Study Confirms Some Narcolepsy Diagnoses Can be Linked to the Flu

Emmanuel Mignot, who is the director of the Stanford Center for Sleep Sciences and Medicine has long believed that some onsets of Narcolepsy could be caused by a confused autoimmune response in the body of those suffering from influenza or other infections. Basically, the body mistakes one of its own chemicals (which helps to regulate sleep) with a protein present in the flu. Mignot says this idea started with a simple hunch, but his thoughts have recently been confirmed.
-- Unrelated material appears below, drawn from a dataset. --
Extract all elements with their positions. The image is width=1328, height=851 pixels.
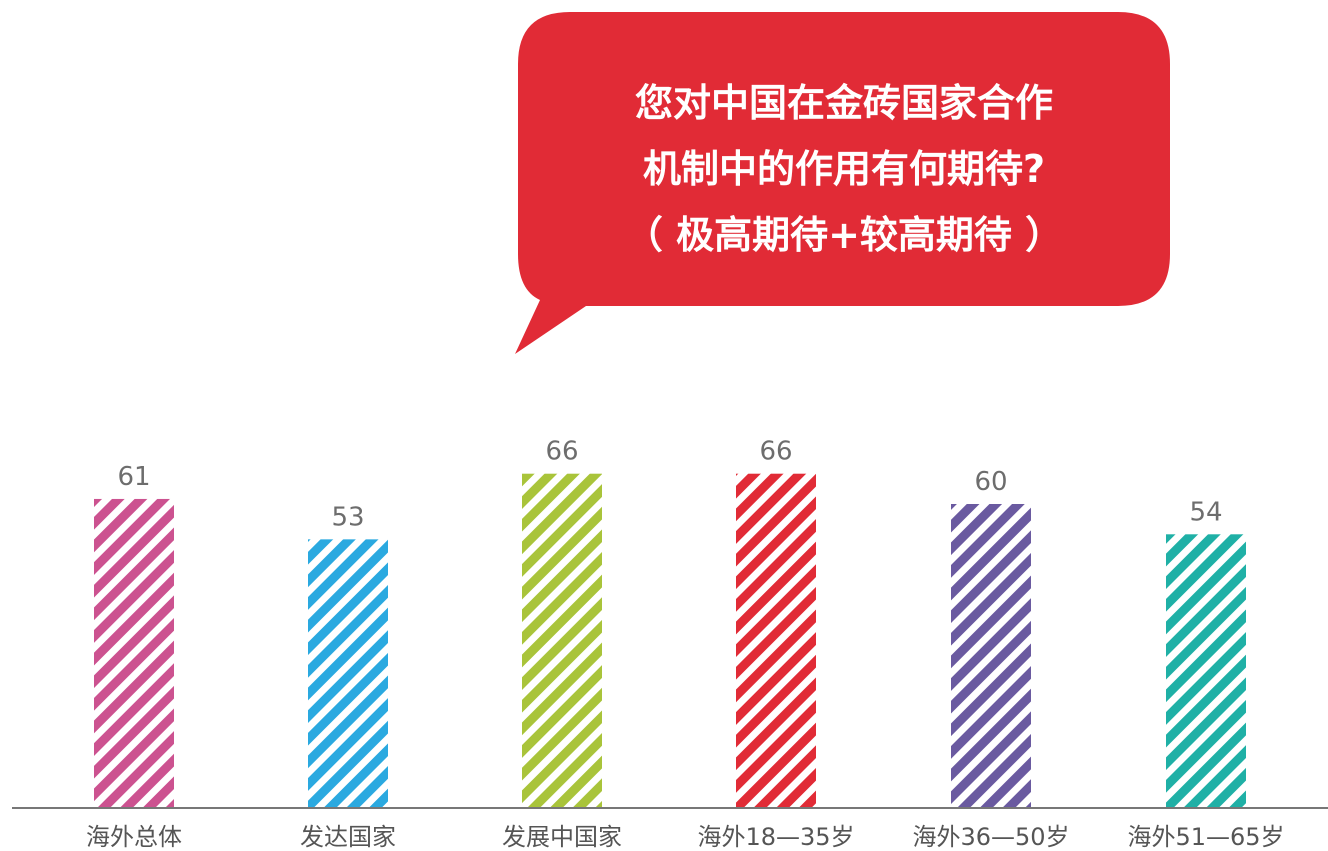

The history of Narcolepsy and the flu

There was a wave of narcolepsy diagnoses in Europe following the swine flu outbreak of 2009. There was a vaccine for the virus but after seeing that cases of narcolepsy were rising following the widespread distribution of the vaccine, it was withdrawn. It’s important to note that this same pattern was not seen in the United States.

Beijing University also tracked narcolepsy cases which occurred in China between the years of 1998 and 2010. This data showed that more people were diagnosed with narcolepsy after the peak of viral infections was over each year. This spike in viral infections occurred every winter and the vast majority of narcolepsy diagnoses were given in the spring and the summer. This study also found an additional jump in narcolepsy diagnoses in China after the 2009 H1N1 pandemic.

The flu infections had to have something to do with the occurrence of narcolepsy, but researchers couldn’t figure out exactly what. Ultimately, there had to be antigens which were triggering the immune system to have such an extreme response following infection. But no scientist could discover what these antigens were.

Mignot’s Findings

In addition to the flu, Mignot had also seen narcolepsy diagnoses after strep infections. He was confident that some type of immune reaction had to be present for an autoimmune disease like narcolepsy to occur. So, he and his team began to search for antigens which may be causing this reaction.

They screened microscopic samples of the flu from blood samples of patients who had narcolepsy. The goal was to document any sign of T cell reactivity. The problem is, there are billions of T cells and anyone of them theoretically could produce this reaction. Mignot described it as trying to find a needle in a haystack.

But his team did it. They were able to find the T cells that were recognizing the flu virus as well as hypocretin. Hypocretin helps to regulate sleep. It’s previously been discovered that those who have narcolepsy have lost 90% of their cells that contain hypocretin. Mignot was able to uncover that hypocretin and one of the sequences of amino acids in the flu looks similar, causing the body to react to them the same way toward them.

Therefore, a flu virus could trigger narcolepsy. Additionally, Mignot found that even a flu vaccine could produce this same reaction.

These findings were published in the Proceedings of the National Academy of Sciences

The deal with flu vaccines

So why did Europe experience such a pandemic of the flu, and then narcolepsy diagnoses while the United States did not? It’s because many of the new narcolepsy diagnoses in Europe were caused by the flu vaccine, not the flu itself. Since the flu was spreading quickly across the continent, companies were moving quickly to come up with a vaccine. GlaxoSmithKline used an immune-booster in their vaccine because they didn’t have adequate time to grow the virus first.  However, Mignot thinks their formulation was too strong, causing some of the narcolepsy diagnoses. That said, some of the people who had the vaccine from GlaxoSmithKline may have already had the virus in their body, so this assumption cannot be confirmed.

In the United States, a different version of vaccine was used and there was no linkage between the vaccine and narcolepsy.

Mignot hopes that in the future, flu vaccine developers will refrain from including certain proteins which illicit autoimmune responses. However, he also makes it clear that vaccines are still extremely important and that overall the risk of adverse reactions to a vaccine is very small. Mignot says that ultimately, there is nothing which is beneficial that doesn’t also carry some risk.

However, that doesn’t mean there aren’t precautions we can take in the future, fueled by our ever-increasing knowledge.